Dalam permulaan surat ini telah disebutkan latar belakang penyebab turunnya ayat ini, yaitu dalam pembahasan sabda Nabi Shallallahu'alaihi Wasallam ketika ditanya mengenai kisah para pemuda penghuni gua, yaitu sabda Nabi Shallallahu'alaihi Wasallam yang mengatakan: Besok aku akan menjawab (pertanyaan) kalian. Kemudian wahyu datang terlambat sampai lima belas hari. Kami telah menyebutkan hadis tersebut secara rinci mencakup semua keterangannya, sehingga tidak perlu diutarakan lagi di sini.
Firman Allah Subhanahu wa Ta'ala:
وَاذْكُرْ رَبَّكَ إِذَا نَسِيتَ
Dan ingatlah kepada Tuhanmu jika kamu lupa. (Al-Kahfi: 24)
menurut suatu pendapat, makna yang dimaksud ialah apabila kamu lupa mengucapkan pengecualian (Insya Allah), maka sebutkanlah pengecualian itu saat kamu ingat kepadanya. Demikianlah menurut Abul Aliyah dan Al-Hasan Al-Basri.

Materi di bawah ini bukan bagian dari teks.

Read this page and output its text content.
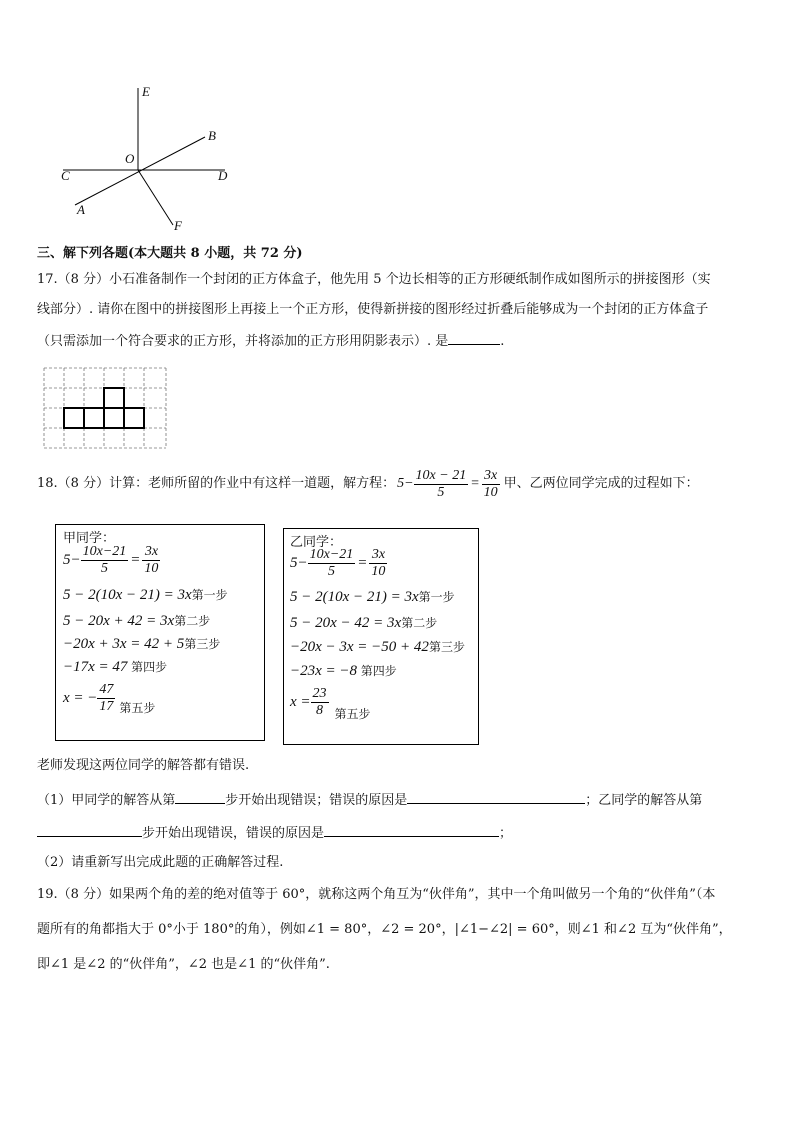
E
B
O
C	D
A
F
三、解下列各题(本大题共 8 小题，共 72 分)
17.（8 分）小石准备制作一个封闭的正方体盒子，他先用 5 个边长相等的正方形硬纸制作成如图所示的拼接图形（实
线部分）. 请你在图中的拼接图形上再接上一个正方形，使得新拼接的图形经过折叠后能够成为一个封闭的正方体盒子
（只需添加一个符合要求的正方形，并将添加的正方形用阴影表示）. 是	.
18.（8 分）计算：老师所留的作业中有这样一道题，解方程： $5- \frac{10x - 21}{5} = \frac{3x}{10}$ 甲、乙两位同学完成的过程如下：
甲同学：
$5- \frac{10x-21}{5} = \frac{3x}{10}$
5 − 2(10x − 21) = 3x第一步
5 − 20x + 42 = 3x第二步
−20x + 3x = 42 + 5第三步
−17x = 47 第四步
x = − $\frac{47}{17}$ 第五步
乙同学：
$5- \frac{10x-21}{5} = \frac{3x}{10}$
5 − 2(10x − 21) = 3x第一步
5 − 20x − 42 = 3x第二步
−20x − 3x = −50 + 42第三步
−23x = −8 第四步
$x = \frac{23}{8}$ 第五步
老师发现这两位同学的解答都有错误.
（1）甲同学的解答从第	步开始出现错误；错误的原因是	；乙同学的解答从第
步开始出现错误，错误的原因是	；
（2）请重新写出完成此题的正确解答过程.
19.（8 分）如果两个角的差的绝对值等于 60°，就称这两个角互为“伙伴角”，其中一个角叫做另一个角的“伙伴角”（本
题所有的角都指大于 0°小于 180°的角），例如∠1 = 80°，∠2 = 20°，|∠1−∠2| = 60°，则∠1 和∠2 互为“伙伴角”，
即∠1 是∠2 的“伙伴角”，∠2 也是∠1 的“伙伴角”.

Hasyim telah meriwayatkan dari Al-A'masy, dari Mujahid, dari Ibnu Abbas sehubungan dengan seorang lelaki yang bersumpah bahwa ia boleh mengucapkan Insya Allah sekalipun dalam jarak satu tahun lamanya, dan ia mengucapkan firman-Nya: Dan ingatlah kepada Tuhanmu jika kamu lupa. (Al-Kahfi: 24) Maksudnya, mengucapkan kata Insya Allah itu. Dikatakan kepada Al-A'masy, "Apakah engkau mendengarnya dari Mujahid?" Al-A'masy menjawab bahwa telah menceritakan kepadanya Lais ibnu Abu Sulaim, dan mengatakan bahwa Kisai mempunyai pendapat yang sama dengan ini.
Imam Tabrani telah meriwayatkannya melalui hadis Abu Mu'awiyah, dari Al-A'masy dengan sanad yang sama.

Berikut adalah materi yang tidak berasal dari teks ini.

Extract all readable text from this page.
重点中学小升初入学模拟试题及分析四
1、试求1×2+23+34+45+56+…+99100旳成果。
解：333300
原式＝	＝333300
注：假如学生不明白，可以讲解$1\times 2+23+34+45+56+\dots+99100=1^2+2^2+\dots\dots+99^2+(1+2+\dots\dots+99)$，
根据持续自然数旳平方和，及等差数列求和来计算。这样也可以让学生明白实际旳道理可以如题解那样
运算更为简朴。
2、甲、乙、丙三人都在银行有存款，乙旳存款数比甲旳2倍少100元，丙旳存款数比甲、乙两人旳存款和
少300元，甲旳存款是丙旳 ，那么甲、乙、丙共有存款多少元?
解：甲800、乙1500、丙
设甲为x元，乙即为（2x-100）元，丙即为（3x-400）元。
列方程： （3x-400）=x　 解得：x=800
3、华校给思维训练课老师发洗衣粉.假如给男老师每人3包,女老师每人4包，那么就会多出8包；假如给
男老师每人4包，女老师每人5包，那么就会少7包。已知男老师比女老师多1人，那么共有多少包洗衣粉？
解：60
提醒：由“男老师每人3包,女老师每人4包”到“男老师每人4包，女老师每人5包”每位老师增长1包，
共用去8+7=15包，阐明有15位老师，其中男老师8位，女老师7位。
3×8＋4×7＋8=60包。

Pada garis besarnya pendapat Ibnu Abbas mengatakan bahwa seseorang masih boleh mengucapkan Insya Allah, sekalipun lamanya satu tahun dari sumpahnya itu. Dengan kata lain, apabila ia bersumpah, lalu berlalu satu tahun dan ia baru teringat bahwa ketika bersumpah ia belum menyebut kalimat Insya Allah, maka hendaklah ia menyebutkannya saat ingat.
Menurut tuntunan sunnah, hendaknya orang yang bersangkutan mengucapkan Insya Allah agar ia beroleh pahala karena mengerjakan anjuran sunah, sekalipun hal ini dilakukannya sesudah sumpahnya dilanggar. Demikianlah menurut pendapat Ibnu Jarir rahimahullah. Dan ia memberikan ulasan dalam nasnya, bahwa kalimat Insya Allah itu bukan dimaksud untuk menghapus sangsi kifarat sumpah yang dilanggarnya. Apa yang dikatakan oleh Ibnu Jarir ini merupakan takwil yang benar terhadap pendapat Ibnu Abbas.
Ikrimah telah mengatakan sehubungan dengan makna firman-Nya: Dan ingatlah kepada Tuhanmu jika kamu lupa. (Al-Kahfi: 24) Bahwa makna yang dimaksud dengan iza nasita ialah bila kamu marah.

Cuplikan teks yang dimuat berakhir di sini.